Sunday, 11 January 2009

Pub Dave

I managed to get Pub Dave out on a ride today, just a Barling but I got him out and that's a bit of achievement. He's not really one of the group, despite my constant hectoring, but he is a very important person in my cycling life. To put it bluntly, without Pub Dave I wouldn't be cycling. As the name suggests PD is not your usual sporting inspiration but nonetheless he is.

PD and I watch football down the pub - he's Liverpool, I am Spurs. Obviously over the last ten years we have spent more time applauding his team and bemoaning mine. PD is a genuine scouser and not one of those southern reds who regularly opine in pubs with polished vowels which have never graced the Kop.

It was PD who started cycling first with a bloke he knew called Mick. I didn't really pay any attention to his new hobby - I liked the Tour on the telly but I didn't expect to ever have a skinny bike again, my last one had been stolen from our garden shed when I was about seventeen. Anyway, PD finally convinced me to do a local sponsored ride on my old hybrid. 30 miles later we agreed that we really ought to do it again.

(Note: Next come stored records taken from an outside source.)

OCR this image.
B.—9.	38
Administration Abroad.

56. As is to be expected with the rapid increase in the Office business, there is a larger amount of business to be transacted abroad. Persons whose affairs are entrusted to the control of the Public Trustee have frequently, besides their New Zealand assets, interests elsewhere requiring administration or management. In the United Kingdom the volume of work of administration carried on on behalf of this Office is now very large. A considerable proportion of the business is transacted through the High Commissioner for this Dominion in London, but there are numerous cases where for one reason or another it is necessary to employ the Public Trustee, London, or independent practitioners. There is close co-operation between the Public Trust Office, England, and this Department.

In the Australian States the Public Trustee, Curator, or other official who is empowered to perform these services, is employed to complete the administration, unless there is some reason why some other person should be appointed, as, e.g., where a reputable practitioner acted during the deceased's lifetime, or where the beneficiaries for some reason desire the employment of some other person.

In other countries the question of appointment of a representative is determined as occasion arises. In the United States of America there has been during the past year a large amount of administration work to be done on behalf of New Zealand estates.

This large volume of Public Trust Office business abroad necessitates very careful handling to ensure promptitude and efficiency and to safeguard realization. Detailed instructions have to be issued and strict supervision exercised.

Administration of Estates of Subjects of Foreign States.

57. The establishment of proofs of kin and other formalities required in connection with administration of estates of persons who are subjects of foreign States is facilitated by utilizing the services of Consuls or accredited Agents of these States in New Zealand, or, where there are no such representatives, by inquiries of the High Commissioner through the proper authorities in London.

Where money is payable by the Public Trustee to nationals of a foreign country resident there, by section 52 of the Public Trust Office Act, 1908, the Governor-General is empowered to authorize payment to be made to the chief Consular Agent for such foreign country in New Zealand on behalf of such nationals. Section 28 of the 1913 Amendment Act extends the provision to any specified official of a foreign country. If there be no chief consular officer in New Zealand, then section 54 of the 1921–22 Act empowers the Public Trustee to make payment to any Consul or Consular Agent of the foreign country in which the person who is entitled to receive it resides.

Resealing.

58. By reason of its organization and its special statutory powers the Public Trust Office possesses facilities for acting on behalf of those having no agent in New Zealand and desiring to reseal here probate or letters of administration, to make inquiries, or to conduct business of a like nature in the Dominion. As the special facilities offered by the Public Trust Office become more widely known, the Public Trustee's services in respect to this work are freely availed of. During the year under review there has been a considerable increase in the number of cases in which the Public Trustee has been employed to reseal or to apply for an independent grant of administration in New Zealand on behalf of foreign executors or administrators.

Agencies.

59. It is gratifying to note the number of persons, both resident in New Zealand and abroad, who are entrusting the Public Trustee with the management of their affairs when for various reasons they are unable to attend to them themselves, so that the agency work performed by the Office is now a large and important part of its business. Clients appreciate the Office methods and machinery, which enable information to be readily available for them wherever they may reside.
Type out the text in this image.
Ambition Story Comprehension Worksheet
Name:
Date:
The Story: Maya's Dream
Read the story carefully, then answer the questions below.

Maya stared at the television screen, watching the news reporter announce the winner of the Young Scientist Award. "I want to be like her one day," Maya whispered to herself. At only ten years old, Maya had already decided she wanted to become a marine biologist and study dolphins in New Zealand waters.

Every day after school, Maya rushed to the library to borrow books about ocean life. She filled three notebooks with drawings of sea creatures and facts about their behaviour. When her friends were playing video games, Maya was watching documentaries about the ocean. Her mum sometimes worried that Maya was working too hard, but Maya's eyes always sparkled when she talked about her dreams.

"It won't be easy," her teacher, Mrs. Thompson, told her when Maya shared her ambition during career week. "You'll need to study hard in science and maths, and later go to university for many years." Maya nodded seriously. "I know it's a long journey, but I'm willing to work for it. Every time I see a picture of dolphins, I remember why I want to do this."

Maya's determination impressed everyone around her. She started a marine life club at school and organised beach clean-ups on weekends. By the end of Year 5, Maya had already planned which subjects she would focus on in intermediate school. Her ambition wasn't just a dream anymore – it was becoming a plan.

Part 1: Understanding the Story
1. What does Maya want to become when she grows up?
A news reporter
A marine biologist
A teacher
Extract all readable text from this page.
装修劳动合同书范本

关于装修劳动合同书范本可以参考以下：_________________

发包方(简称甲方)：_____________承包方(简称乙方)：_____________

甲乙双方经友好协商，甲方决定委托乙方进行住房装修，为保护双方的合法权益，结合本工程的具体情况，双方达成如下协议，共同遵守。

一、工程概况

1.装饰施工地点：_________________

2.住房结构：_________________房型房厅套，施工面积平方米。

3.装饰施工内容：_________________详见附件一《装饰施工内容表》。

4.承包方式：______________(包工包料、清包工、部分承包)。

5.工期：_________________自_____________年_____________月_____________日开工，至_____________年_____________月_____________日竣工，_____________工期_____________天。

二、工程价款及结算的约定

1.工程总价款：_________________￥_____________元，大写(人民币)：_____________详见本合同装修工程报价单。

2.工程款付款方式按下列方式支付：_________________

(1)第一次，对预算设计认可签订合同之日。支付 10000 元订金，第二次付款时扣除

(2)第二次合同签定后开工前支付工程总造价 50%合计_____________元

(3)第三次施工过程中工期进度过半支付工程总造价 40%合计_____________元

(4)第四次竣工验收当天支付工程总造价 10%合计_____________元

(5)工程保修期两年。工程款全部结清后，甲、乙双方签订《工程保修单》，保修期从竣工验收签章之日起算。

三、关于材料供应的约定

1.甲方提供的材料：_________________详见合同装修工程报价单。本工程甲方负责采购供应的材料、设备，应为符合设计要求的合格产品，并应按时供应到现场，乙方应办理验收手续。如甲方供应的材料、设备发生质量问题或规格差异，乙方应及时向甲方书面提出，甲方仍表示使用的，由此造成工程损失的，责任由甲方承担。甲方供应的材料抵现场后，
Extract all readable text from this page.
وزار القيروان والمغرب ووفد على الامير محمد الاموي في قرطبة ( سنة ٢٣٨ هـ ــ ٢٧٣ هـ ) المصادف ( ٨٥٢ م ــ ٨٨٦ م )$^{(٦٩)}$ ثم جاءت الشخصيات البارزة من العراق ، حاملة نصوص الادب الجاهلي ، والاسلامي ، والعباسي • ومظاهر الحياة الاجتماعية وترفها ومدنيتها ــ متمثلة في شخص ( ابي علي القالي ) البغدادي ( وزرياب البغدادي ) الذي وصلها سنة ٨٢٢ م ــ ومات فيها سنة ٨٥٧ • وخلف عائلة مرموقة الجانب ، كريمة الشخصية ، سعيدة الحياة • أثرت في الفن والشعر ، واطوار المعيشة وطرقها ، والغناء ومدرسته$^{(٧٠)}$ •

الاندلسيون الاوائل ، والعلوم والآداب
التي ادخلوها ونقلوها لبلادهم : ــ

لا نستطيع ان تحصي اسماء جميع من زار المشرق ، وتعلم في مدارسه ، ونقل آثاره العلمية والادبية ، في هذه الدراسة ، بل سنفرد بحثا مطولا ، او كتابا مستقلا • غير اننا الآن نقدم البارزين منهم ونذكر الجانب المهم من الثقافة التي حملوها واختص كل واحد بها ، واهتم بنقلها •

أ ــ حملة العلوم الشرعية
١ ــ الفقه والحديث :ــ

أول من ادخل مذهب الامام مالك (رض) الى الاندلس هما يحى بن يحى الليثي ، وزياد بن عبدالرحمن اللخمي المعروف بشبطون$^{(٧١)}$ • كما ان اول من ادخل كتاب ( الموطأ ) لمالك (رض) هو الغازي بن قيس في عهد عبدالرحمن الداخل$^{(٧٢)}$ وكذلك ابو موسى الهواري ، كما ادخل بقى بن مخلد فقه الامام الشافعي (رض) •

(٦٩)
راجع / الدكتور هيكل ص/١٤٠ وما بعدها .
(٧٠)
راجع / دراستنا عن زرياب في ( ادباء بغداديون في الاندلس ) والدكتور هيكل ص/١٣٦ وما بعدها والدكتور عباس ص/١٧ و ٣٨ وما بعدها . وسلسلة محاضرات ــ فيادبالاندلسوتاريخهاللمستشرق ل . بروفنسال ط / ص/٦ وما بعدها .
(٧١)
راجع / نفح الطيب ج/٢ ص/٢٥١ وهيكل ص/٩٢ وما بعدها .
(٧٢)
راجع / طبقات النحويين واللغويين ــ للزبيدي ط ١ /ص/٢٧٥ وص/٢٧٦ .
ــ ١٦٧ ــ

And so began the getting up early to ride.

PD, however, has never been a man to forgo the Saturday night pint and the packet of fags that goes with it. Prodigiously gifted at sport - National Squash champ at school, handy footie player, dab hand at golf, phenomenal table football player... you get the idea. But he does love his bed.

Two years ago, it was my 40th birthday, the previous year I had broken my knee in a freakish accident involving a puddle of orange juice on a lino floor. And a plan was hatched in the pub, where else? The Tour was due to arrive in Paris on the 29th July, my birthday was on the 28th, wouldn't it be cool to be in Paris on my 40th? Wouldn't it be cool to cycle into Paris on my birthday and watch the arrival of the peleton the next day? As I say, pub talk, and what with PD's inertia, no more.

I couldn't have been more wrong. PD and I went out one Sunday and worked out how he could ride the 20 miles to work without getting squashed by text messaging truckers and within a week he was putting in 200 miles a week.

The story of how we got to Paris can be saved for another day, suffice it to say we got to Paris on our bikes and it was all down to PD.